To date, 5,430 local students have enrolled in the program. This June, its third graduating class will number 500. In two years of providing grants and scholarships, Rowan County Crosby Scholars has given students in need close to more than $150,000.
It’s a level of generosity that’s made possible thanks to the support of local philanthropists including Alice and Fred Stanback; Nancy Stanback and the late Bill Stanback; Greg and Missie Alcorn; Larry Cloninger; Salisbury Community Foundation; the Blanche and Julian Robertson Family Foundation; F&M Bank; and the Margaret C. Woodson Foundation.
“I think the community was really ready for a program like this,” Canipe said.
Canipe was originally selected to be an interim executive director, but it ended up being an extended appointment. She and board members joke that she’s the longest-serving “interim” they’ve ever heard of. She’s served for five years and describes herself as a “jack of all trades” who has a knack for bringing together people and services.
When she thinks of leaving the organization she helped build, it brings tears to her eyes.
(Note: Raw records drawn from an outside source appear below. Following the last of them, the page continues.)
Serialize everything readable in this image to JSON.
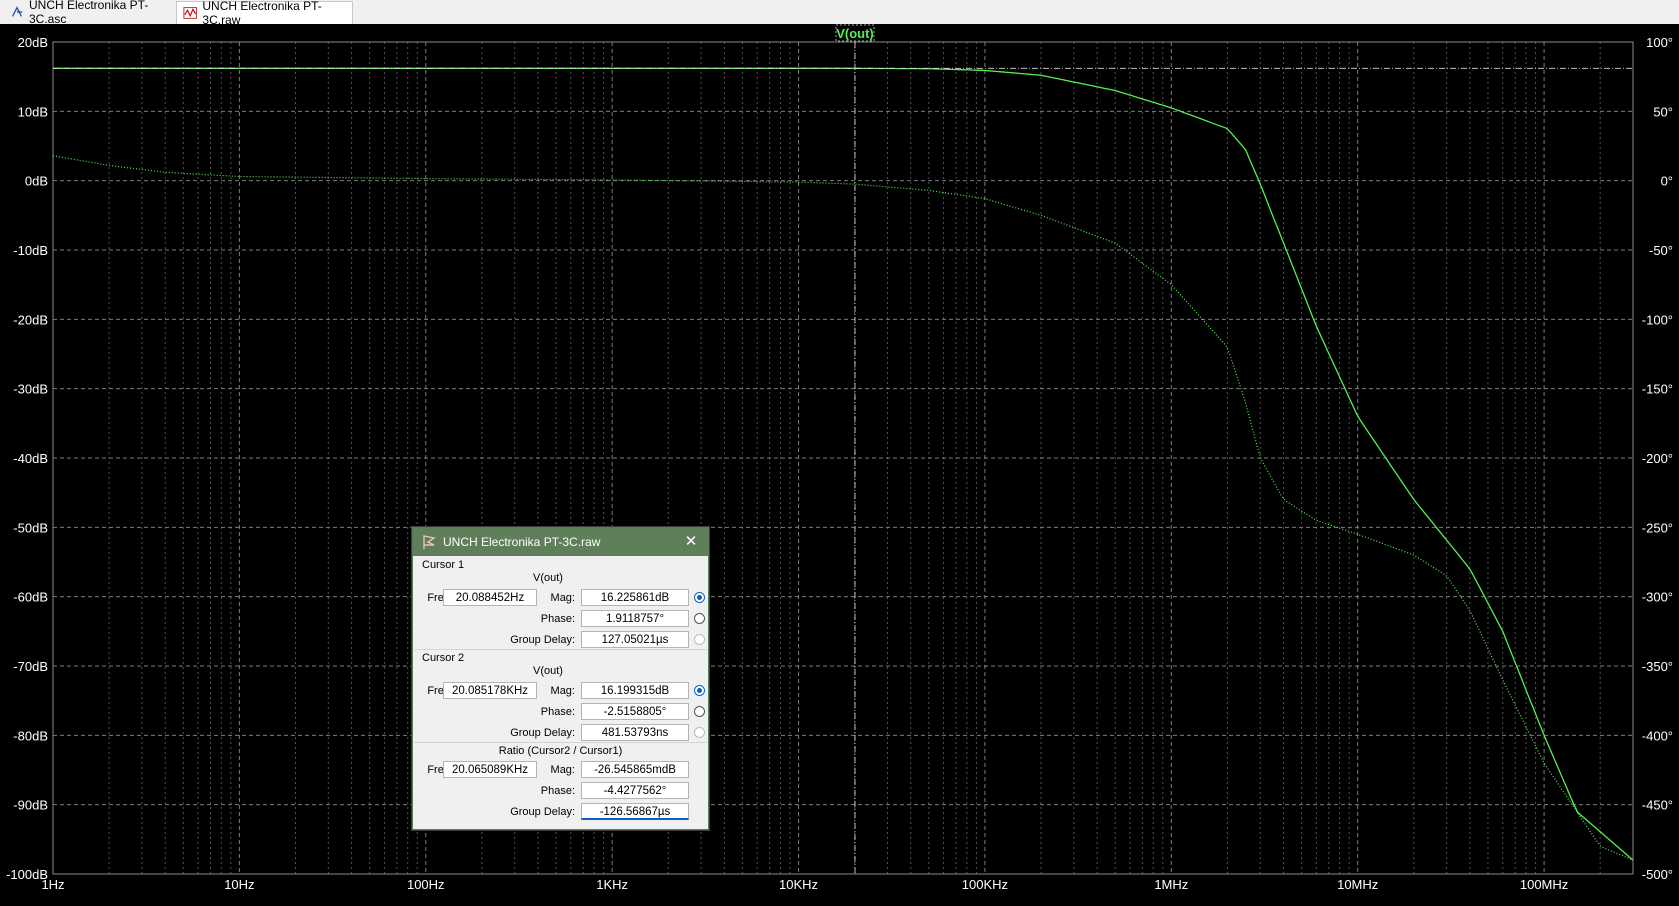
{
  "tabs": [
    {
      "label": "UNCH Electronika PT-3C.asc",
      "icon": "schematic-icon",
      "active": false
    },
    {
      "label": "UNCH Electronika PT-3C.raw",
      "icon": "waveform-icon",
      "active": true
    }
  ],
  "plot": {
    "trace_label": "V(out)",
    "trace_color": "#55ee55",
    "grid_color": "#8a8a8a",
    "left_ticks": [
      "20dB",
      "10dB",
      "0dB",
      "-10dB",
      "-20dB",
      "-30dB",
      "-40dB",
      "-50dB",
      "-60dB",
      "-70dB",
      "-80dB",
      "-90dB",
      "-100dB"
    ],
    "right_ticks": [
      "100°",
      "50°",
      "0°",
      "-50°",
      "-100°",
      "-150°",
      "-200°",
      "-250°",
      "-300°",
      "-350°",
      "-400°",
      "-450°",
      "-500°"
    ],
    "x_ticks": [
      "1Hz",
      "10Hz",
      "100Hz",
      "1KHz",
      "10KHz",
      "100KHz",
      "1MHz",
      "10MHz",
      "100MHz"
    ]
  },
  "chart_data": {
    "type": "line",
    "title": "V(out)",
    "x_scale": "log",
    "xlim": [
      1,
      300000000
    ],
    "y_left_range_db": [
      -100,
      20
    ],
    "y_right_range_deg": [
      -500,
      100
    ],
    "grid": true,
    "series": [
      {
        "name": "V(out)",
        "style": "solid",
        "axis": "magnitude",
        "points": [
          [
            1,
            16.2
          ],
          [
            10,
            16.2
          ],
          [
            100,
            16.2
          ],
          [
            1000,
            16.2
          ],
          [
            10000,
            16.2
          ],
          [
            20085,
            16.2
          ],
          [
            50000,
            16.15
          ],
          [
            100000,
            15.9
          ],
          [
            200000,
            15.2
          ],
          [
            500000,
            13
          ],
          [
            1000000,
            10.5
          ],
          [
            2000000,
            7.5
          ],
          [
            2500000,
            4.5
          ],
          [
            3000000,
            -0.5
          ],
          [
            4000000,
            -9
          ],
          [
            6000000,
            -21
          ],
          [
            10000000,
            -34
          ],
          [
            20000000,
            -46
          ],
          [
            40000000,
            -56
          ],
          [
            60000000,
            -65
          ],
          [
            100000000,
            -80
          ],
          [
            150000000,
            -91
          ],
          [
            300000000,
            -98
          ]
        ]
      },
      {
        "name": "V(out)",
        "style": "dotted",
        "axis": "phase",
        "points": [
          [
            1,
            18
          ],
          [
            2,
            11
          ],
          [
            4,
            6
          ],
          [
            10,
            3
          ],
          [
            100,
            1.5
          ],
          [
            1000,
            0.5
          ],
          [
            10000,
            -1
          ],
          [
            20085,
            -2.5
          ],
          [
            50000,
            -7
          ],
          [
            100000,
            -13
          ],
          [
            200000,
            -25
          ],
          [
            500000,
            -45
          ],
          [
            1000000,
            -75
          ],
          [
            2000000,
            -120
          ],
          [
            2500000,
            -160
          ],
          [
            3000000,
            -200
          ],
          [
            4000000,
            -230
          ],
          [
            6000000,
            -245
          ],
          [
            10000000,
            -255
          ],
          [
            20000000,
            -270
          ],
          [
            30000000,
            -285
          ],
          [
            40000000,
            -310
          ],
          [
            60000000,
            -360
          ],
          [
            100000000,
            -420
          ],
          [
            200000000,
            -480
          ],
          [
            300000000,
            -490
          ]
        ]
      }
    ]
  },
  "dialog": {
    "title": "UNCH Electronika PT-3C.raw",
    "cursor1": {
      "label": "Cursor 1",
      "trace": "V(out)",
      "freq_label": "Freq:",
      "freq": "20.088452Hz",
      "mag_label": "Mag:",
      "mag": "16.225861dB",
      "phase_label": "Phase:",
      "phase": "1.9118757°",
      "gd_label": "Group Delay:",
      "gd": "127.05021µs"
    },
    "cursor2": {
      "label": "Cursor 2",
      "trace": "V(out)",
      "freq_label": "Freq:",
      "freq": "20.085178KHz",
      "mag_label": "Mag:",
      "mag": "16.199315dB",
      "phase_label": "Phase:",
      "phase": "-2.5158805°",
      "gd_label": "Group Delay:",
      "gd": "481.53793ns"
    },
    "ratio": {
      "label": "Ratio (Cursor2 / Cursor1)",
      "freq_label": "Freq:",
      "freq": "20.065089KHz",
      "mag_label": "Mag:",
      "mag": "-26.545865mdB",
      "phase_label": "Phase:",
      "phase": "-4.4277562°",
      "gd_label": "Group Delay:",
      "gd": "-126.56867µs"
    }
  }
}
But some things are more important. Canipe is leaving to be with her family and to better support her youngest son, David, as he prepares for college.
But nothing will replace the time she spent with Crosby Scholars.
“It’s been an amazing journey,” she said. “I’ve had the privilege of meeting and working with so many folks who care about this community.”
Canipe and her husband, Robert, have two grown children and David, who is a high school senior.
Rowan County Crosby Scholars began a nationwide search for a new executive director after Canipe announced her retirement in March. No replacement has been named.